Die bei Heyne erschienene Taschenbuchausgabe des Romans „Die Vertraute des Königs“ von Emma Campion, im Original unter dem Titel „The Kings` Mistress“ veröffentlicht, enthält eine Karte mit Besitzungen von Alice und Residenzen der Königsfamilie, die jeweils im Roman Erwähnung finden, ein Personenverzeichnis der könglichen Familie und anderer historischen Figuren, eine Nachbemerkung der Autorin, in der sie auf ihre Quellen eingeht und zwischen Fakten und Fiktion differenziert, sowie Danksagungen der Autorin. In ihren Danksagungen wird klar, dass Emma Campion ein Pseudonym der Schriftstellerin Candace Robb ist, die bisher zwei Reihen historischer Kriminalromane verfasst hat, von denen einige auch in Deutschland veröffentlicht wurden. Soweit ich mich erinnere orientierte Candace Robb in der Owen-Archer-Reihe die Darstellung Alice Perrers gemäß ihres schlechten Rufs der historischen Quellen.

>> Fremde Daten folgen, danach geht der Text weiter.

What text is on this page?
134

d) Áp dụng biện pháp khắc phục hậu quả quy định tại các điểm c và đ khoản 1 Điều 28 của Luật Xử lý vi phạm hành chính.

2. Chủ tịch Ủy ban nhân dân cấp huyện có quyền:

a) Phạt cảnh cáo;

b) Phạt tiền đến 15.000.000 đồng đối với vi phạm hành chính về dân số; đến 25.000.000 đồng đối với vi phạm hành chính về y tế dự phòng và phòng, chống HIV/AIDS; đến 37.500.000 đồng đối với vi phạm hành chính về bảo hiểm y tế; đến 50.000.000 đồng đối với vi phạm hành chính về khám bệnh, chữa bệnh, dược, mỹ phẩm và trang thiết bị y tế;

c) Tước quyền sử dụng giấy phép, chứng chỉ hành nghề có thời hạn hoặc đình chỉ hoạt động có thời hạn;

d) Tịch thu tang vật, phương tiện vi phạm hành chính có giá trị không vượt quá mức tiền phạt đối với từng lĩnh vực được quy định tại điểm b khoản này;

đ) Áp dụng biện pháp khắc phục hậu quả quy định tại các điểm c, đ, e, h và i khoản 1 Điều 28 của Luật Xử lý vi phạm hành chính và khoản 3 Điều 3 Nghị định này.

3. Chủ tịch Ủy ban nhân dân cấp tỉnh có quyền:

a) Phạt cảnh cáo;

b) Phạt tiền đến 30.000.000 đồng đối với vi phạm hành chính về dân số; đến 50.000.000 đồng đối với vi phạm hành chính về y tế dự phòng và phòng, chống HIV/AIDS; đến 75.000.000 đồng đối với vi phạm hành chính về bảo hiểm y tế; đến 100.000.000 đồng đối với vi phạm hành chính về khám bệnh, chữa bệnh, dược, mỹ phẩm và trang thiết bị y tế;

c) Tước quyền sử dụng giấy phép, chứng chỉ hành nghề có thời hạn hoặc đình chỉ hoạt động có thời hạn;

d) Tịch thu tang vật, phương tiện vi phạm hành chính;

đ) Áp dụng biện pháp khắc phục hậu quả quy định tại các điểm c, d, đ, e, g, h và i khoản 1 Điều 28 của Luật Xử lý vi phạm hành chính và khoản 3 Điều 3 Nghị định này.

Einigen Lesern ist Alice Perrers eventuell als Nebenfigur in Rebecca Gablés Roman „Das Lächeln der Fortuna“ bekannt. Wer gerne englischsprachige Romane liest, kann Alice Perrers als Nebenfigur in Anya Setons „Katherine“ oder als Hauptfigur in Vanora Bennetts „The People’s Queen“ wiederbegegnen.
Die Frage und das Motiv, ob sie jemals die Wahl hatte eine andere zu sein, und ob sie ein Opfer der Umstände und ihrer Zeit geworden ist, beantwortet Emma Campion nicht abschließend, sondern lässt uns als Leser darüber nachdenken, welchen eigenen Anteil Alice Perrers an ihrer eigenen und der historischen Entwicklung hat.
Gerne bin ich dem interessanten Leben von Alice Perrers und ihrer Zeit gefolgt, da „die Vertraute des Königs“ nicht nur ein sehr gut recherchierter, flüssig zu lesender historischer Roman, sondern auch eine überzeugende Charakterstudie ist, der man auf jeder Seite die Faszination der Autorin am Leben ihrer Protagonistin anmerkt. Ich bin gespannt, ob Candace Robb weitere historische Romane unter ihrem Pseudonym Emma Campion schreiben und veröffentlichen wird.